I'm a senior engineer (web full-stack) at a bank. I've been doing this for about 5 years.
When I write code, I find it similar to authoring a book or even writing a poem. I love trying to write code that reads really well, has beautifully designed boundaries between dependencies, great structure and so on. I also find that I write code with a big focus on making it a joy to work with for developers that touch it later on.
I struggle with the emphasis on collaboration and quick iteration approach in this field. "Co-authoring a book" with 6 other "authors" in two week chunks just seems crazy to me. And what I've seen that passes as shippable code is also crazy to me -- but hey, "it works".

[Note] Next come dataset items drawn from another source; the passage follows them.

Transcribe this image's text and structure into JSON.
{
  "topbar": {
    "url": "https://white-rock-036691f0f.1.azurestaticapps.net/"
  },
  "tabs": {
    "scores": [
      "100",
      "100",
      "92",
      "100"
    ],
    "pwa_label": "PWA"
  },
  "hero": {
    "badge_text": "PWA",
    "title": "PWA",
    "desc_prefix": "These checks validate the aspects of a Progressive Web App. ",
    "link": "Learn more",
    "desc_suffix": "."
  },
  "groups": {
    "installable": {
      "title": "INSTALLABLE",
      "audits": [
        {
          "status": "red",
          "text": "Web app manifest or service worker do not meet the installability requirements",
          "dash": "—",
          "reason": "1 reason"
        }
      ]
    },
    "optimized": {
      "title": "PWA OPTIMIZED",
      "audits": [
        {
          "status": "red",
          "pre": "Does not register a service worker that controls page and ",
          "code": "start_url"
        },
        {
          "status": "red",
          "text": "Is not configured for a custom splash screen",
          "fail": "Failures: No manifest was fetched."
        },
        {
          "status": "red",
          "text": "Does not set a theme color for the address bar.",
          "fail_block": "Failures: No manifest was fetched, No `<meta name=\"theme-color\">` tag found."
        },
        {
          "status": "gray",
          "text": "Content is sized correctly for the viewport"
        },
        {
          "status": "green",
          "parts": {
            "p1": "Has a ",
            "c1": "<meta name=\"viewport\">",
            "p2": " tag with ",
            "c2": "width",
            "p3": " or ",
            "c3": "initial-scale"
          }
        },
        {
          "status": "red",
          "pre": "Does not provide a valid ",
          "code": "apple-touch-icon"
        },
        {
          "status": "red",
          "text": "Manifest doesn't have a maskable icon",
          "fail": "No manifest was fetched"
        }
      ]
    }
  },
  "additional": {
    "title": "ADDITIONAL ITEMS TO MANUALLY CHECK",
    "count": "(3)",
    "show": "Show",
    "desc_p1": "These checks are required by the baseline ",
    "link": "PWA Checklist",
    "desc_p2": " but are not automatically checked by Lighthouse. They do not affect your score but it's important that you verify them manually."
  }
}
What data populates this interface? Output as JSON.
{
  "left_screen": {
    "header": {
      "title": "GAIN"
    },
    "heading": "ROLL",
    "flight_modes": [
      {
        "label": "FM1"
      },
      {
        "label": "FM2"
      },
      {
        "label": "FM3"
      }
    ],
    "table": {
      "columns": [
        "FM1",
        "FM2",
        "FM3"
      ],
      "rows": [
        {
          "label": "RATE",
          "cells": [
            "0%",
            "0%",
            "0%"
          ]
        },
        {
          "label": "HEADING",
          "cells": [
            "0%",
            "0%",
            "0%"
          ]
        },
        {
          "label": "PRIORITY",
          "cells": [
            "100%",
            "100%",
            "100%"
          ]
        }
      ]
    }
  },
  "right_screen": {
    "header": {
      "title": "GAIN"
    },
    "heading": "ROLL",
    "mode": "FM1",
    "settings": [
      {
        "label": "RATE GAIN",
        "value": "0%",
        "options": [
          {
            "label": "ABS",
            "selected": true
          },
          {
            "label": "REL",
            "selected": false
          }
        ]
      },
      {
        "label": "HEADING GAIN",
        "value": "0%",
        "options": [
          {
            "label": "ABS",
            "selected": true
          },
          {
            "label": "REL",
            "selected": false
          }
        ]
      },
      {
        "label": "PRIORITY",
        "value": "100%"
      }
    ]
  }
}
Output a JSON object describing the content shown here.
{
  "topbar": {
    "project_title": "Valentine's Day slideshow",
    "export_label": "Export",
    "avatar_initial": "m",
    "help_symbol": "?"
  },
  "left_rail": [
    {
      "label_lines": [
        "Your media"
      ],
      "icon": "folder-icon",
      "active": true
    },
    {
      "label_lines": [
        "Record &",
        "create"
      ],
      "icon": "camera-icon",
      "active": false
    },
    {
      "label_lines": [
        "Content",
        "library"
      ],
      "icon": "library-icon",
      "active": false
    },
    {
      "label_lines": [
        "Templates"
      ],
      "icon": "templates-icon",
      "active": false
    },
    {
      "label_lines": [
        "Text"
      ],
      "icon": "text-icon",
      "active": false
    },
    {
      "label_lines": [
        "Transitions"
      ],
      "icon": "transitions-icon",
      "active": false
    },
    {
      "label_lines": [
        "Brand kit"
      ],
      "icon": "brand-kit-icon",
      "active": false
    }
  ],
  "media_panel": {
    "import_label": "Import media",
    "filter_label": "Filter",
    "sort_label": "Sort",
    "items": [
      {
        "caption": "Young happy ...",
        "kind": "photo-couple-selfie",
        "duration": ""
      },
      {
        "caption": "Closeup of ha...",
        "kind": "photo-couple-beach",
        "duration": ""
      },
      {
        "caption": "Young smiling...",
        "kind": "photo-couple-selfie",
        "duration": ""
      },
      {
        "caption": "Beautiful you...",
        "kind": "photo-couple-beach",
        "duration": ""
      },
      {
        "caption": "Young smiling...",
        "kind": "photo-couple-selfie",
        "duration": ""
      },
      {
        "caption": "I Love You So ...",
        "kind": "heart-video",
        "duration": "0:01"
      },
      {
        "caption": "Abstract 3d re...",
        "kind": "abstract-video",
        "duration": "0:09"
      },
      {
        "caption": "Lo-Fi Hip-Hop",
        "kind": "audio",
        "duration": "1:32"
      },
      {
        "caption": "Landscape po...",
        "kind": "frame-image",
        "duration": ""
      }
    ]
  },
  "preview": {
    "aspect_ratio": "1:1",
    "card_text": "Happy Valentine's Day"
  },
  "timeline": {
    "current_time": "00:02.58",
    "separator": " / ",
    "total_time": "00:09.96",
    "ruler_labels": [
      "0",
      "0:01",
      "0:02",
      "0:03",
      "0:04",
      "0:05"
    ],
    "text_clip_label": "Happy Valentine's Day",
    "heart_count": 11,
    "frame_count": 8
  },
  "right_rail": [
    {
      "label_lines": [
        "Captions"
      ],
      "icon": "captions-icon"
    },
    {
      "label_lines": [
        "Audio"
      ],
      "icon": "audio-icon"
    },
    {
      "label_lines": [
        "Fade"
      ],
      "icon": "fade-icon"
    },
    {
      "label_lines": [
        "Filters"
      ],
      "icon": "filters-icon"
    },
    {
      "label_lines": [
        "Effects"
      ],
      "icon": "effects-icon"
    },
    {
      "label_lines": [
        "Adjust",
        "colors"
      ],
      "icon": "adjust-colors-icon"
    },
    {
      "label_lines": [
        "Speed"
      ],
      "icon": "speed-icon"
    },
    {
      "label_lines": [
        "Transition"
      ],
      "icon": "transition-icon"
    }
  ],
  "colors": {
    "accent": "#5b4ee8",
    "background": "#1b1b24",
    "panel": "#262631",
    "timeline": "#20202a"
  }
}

I also have never been a guy that gets overly excited about using technology to solve problems or using software to satisfy business needs. I really just like writing code, setting up development environments or CI/CD pipelines, cloud infrastructure or whatever...just for those things themselves. (Again it's like an art form to me. And I really really like reading other's well thought out code and appreciate for just that rather than the use-case or problem that the code is actually solving)
Anyone else out there like me? (Not arguing the merits one way or the other...just curious if I'm a weirdo)
I'm job hunting as a project manager right now and yeah its all short gigs with huge salaries and ridiculous demands. They have so much investor cash to burn to find the next thing that sticks in their niche.
Is that still the case? I thought those days were over.